The photographs of the above are not fiction. They represent life and death in the ongoing drug war in Mexico. Perhaps concerned about messier body disposal techniques used in the past–such as dissolving remains in acid–drug gangs appear to be going “green,” using more natural means.

Since its start in 2006, the drug war has claimed more than 35,000 lives. Many bodies have never been found. One disposal “expert” has admitted to dissolving over 300 remains in acid. Some victims are not always dead. Seeking “signature” execution techniques to instill fear into their rivals, some gangs place live victims into the acid.

In 2010, in Mexico City, the body of a victim, cut into seven pieces, was dumped on the streets. A plastic bag contained a soccer ball–onto which his face had been sewn as a chilling threat to another cartel.

Last month, in broad daylight in Mexico’s third largest city, gunmen stopped their vehicle on a heavily-trafficked bridge. They proceeded to hang three men from the structure–all of whom had been beaten, tortured and shot. One–a teenager–was still alive when rescuers reached him; the other two were not–one corpse having had a foot severed.

The war’s body toll includes thousands of innocent citizens caught up in the violence.    Though most victims are unintended, sometimes they are–the latter occurring in 2009. In a raid by Mexican police and marines, drug trafficker Arturo Beltran Leyva and one marine were killed. Levya’s four surviving brothers sought revenge. Knowing the marine’s funeral would have heavy security, they later targeted his family at home–killing his mother, aunt and two sisters.

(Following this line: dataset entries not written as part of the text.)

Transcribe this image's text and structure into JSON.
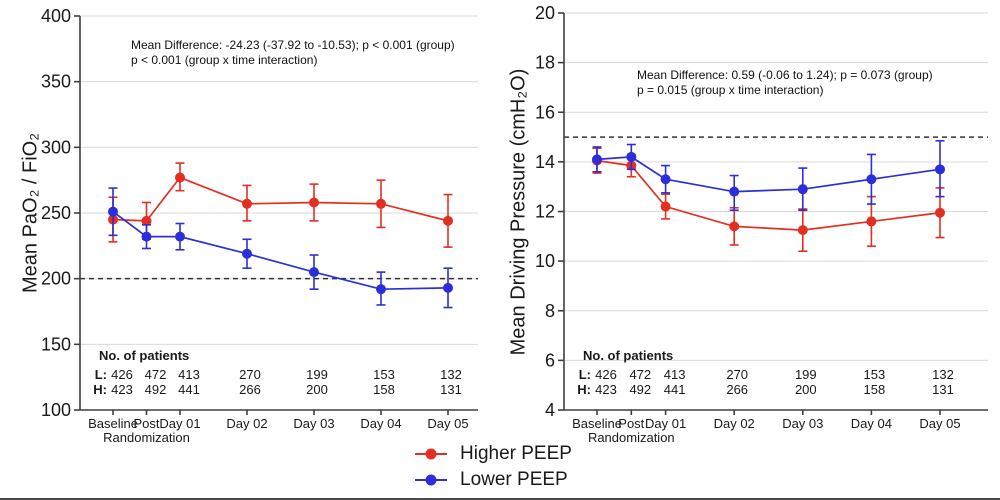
{
  "legend": {
    "position": "bottom-center",
    "items": [
      {
        "label": "Higher PEEP",
        "color": "#e32f22"
      },
      {
        "label": "Lower PEEP",
        "color": "#2b2fd9"
      }
    ]
  },
  "chart_data": [
    {
      "type": "line",
      "title": "",
      "ylabel": "Mean PaO₂ / FiO₂",
      "xlabel": "",
      "ylim": [
        100,
        400
      ],
      "yticks": [
        100,
        150,
        200,
        250,
        300,
        350,
        400
      ],
      "reference_line_y": 200,
      "grid": true,
      "categories": [
        "Baseline",
        "Post Randomization",
        "Day 01",
        "Day 02",
        "Day 03",
        "Day 04",
        "Day 05"
      ],
      "category_label_lines": [
        [
          "Baseline"
        ],
        [
          "Post",
          "Randomization"
        ],
        [
          "Day 01"
        ],
        [
          "Day 02"
        ],
        [
          "Day 03"
        ],
        [
          "Day 04"
        ],
        [
          "Day 05"
        ]
      ],
      "x_positions": [
        0,
        0.5,
        1,
        2,
        3,
        4,
        5
      ],
      "annotation": {
        "line1": "Mean Difference: -24.23 (-37.92 to -10.53); p < 0.001 (group)",
        "line2": "p < 0.001 (group x time interaction)"
      },
      "series": [
        {
          "name": "Higher PEEP",
          "color": "#e32f22",
          "values": [
            245,
            244,
            277,
            257,
            258,
            257,
            244
          ],
          "err_low": [
            228,
            230,
            267,
            244,
            244,
            239,
            224
          ],
          "err_high": [
            262,
            258,
            288,
            271,
            272,
            275,
            264
          ]
        },
        {
          "name": "Lower PEEP",
          "color": "#2b2fd9",
          "values": [
            251,
            232,
            232,
            219,
            205,
            192,
            193
          ],
          "err_low": [
            233,
            223,
            222,
            208,
            192,
            180,
            178
          ],
          "err_high": [
            269,
            241,
            242,
            230,
            218,
            205,
            208
          ]
        }
      ],
      "patients": {
        "title": "No. of patients",
        "rows": [
          {
            "label": "L:",
            "values": [
              "426",
              "472",
              "413",
              "270",
              "199",
              "153",
              "132"
            ]
          },
          {
            "label": "H:",
            "values": [
              "423",
              "492",
              "441",
              "266",
              "200",
              "158",
              "131"
            ]
          }
        ]
      }
    },
    {
      "type": "line",
      "title": "",
      "ylabel": "Mean Driving Pressure (cmH₂O)",
      "xlabel": "",
      "ylim": [
        4,
        20
      ],
      "yticks": [
        4,
        6,
        8,
        10,
        12,
        14,
        16,
        18,
        20
      ],
      "reference_line_y": 15,
      "grid": true,
      "categories": [
        "Baseline",
        "Post Randomization",
        "Day 01",
        "Day 02",
        "Day 03",
        "Day 04",
        "Day 05"
      ],
      "category_label_lines": [
        [
          "Baseline"
        ],
        [
          "Post",
          "Randomization"
        ],
        [
          "Day 01"
        ],
        [
          "Day 02"
        ],
        [
          "Day 03"
        ],
        [
          "Day 04"
        ],
        [
          "Day 05"
        ]
      ],
      "x_positions": [
        0,
        0.5,
        1,
        2,
        3,
        4,
        5
      ],
      "annotation": {
        "line1": "Mean Difference: 0.59 (-0.06 to 1.24); p = 0.073 (group)",
        "line2": "p = 0.015 (group x time interaction)"
      },
      "series": [
        {
          "name": "Higher PEEP",
          "color": "#e32f22",
          "values": [
            14.05,
            13.85,
            12.2,
            11.4,
            11.25,
            11.6,
            11.95
          ],
          "err_low": [
            13.55,
            13.4,
            11.7,
            10.65,
            10.4,
            10.6,
            10.95
          ],
          "err_high": [
            14.55,
            14.3,
            12.7,
            12.15,
            12.1,
            12.6,
            12.95
          ]
        },
        {
          "name": "Lower PEEP",
          "color": "#2b2fd9",
          "values": [
            14.1,
            14.2,
            13.3,
            12.8,
            12.9,
            13.3,
            13.7
          ],
          "err_low": [
            13.6,
            13.7,
            12.75,
            12.05,
            12.05,
            12.3,
            12.6
          ],
          "err_high": [
            14.6,
            14.7,
            13.85,
            13.45,
            13.75,
            14.3,
            14.85
          ]
        }
      ],
      "patients": {
        "title": "No. of patients",
        "rows": [
          {
            "label": "L:",
            "values": [
              "426",
              "472",
              "413",
              "270",
              "199",
              "153",
              "132"
            ]
          },
          {
            "label": "H:",
            "values": [
              "423",
              "492",
              "441",
              "266",
              "200",
              "158",
              "131"
            ]
          }
        ]
      }
    }
  ]
}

These stories of brutality and inhumanity are endless. Yet they must be heard for two important reasons.

First, they are revealing about the drug gangs’ mindset. They tell the story of men walking amongst us devoid of humanity or conscience. Despite a Christian upbringing, they have no respect for life nor are they God-fearing. Their god is greed. It is a god that has caused them to link up with the Islamic terrorist group Hezbollah–granted free passage into the region by Venezuela’s Hugo Chavez. It is a god that determines how they attain their goals of power and wealth–and who gets victimized along the way.

Second, Mexico holds a presidential election next year. Its current president, Felipe Calderon, initiated the war against the cartels after taking office. Tired of seeing their country as a battlefield, a Mexican public believes Calderon’s direct confrontation with the cartels is not working. But no consensus exists on an alternative strategy.

One option voiced involves striking a deal with the cartels. A popular saying among Mexicans, “It is better to reach a bad deal than to have a good fight,” reflects their lack of enthusiasm for confrontation.   But voters hopefully will come to realize a “bad deal” with cartels unrestrained by morality or a fear of God means surrendering to an evil that will forever haunt them.

Documents seized by SEAL Team Six in the Osama bin Laden raid revealed the terrorist leader’s position on declaring jihad in Mexico. He opposed it. One can only surmise this stemmed from his belief the cartels needed no help undermining Mexico’s democracy. Launching jihad ran the risk of unifying the people.

Within a 24-hour period during the second week of July, drug cartels killed more than 40 people. The Mexican people are staring into the face of evil, whether sewn onto a soccer ball or into the heart of their society. Few options exist for dealing with it. But confronting it by fighting the “good fight” is the only one offering hope.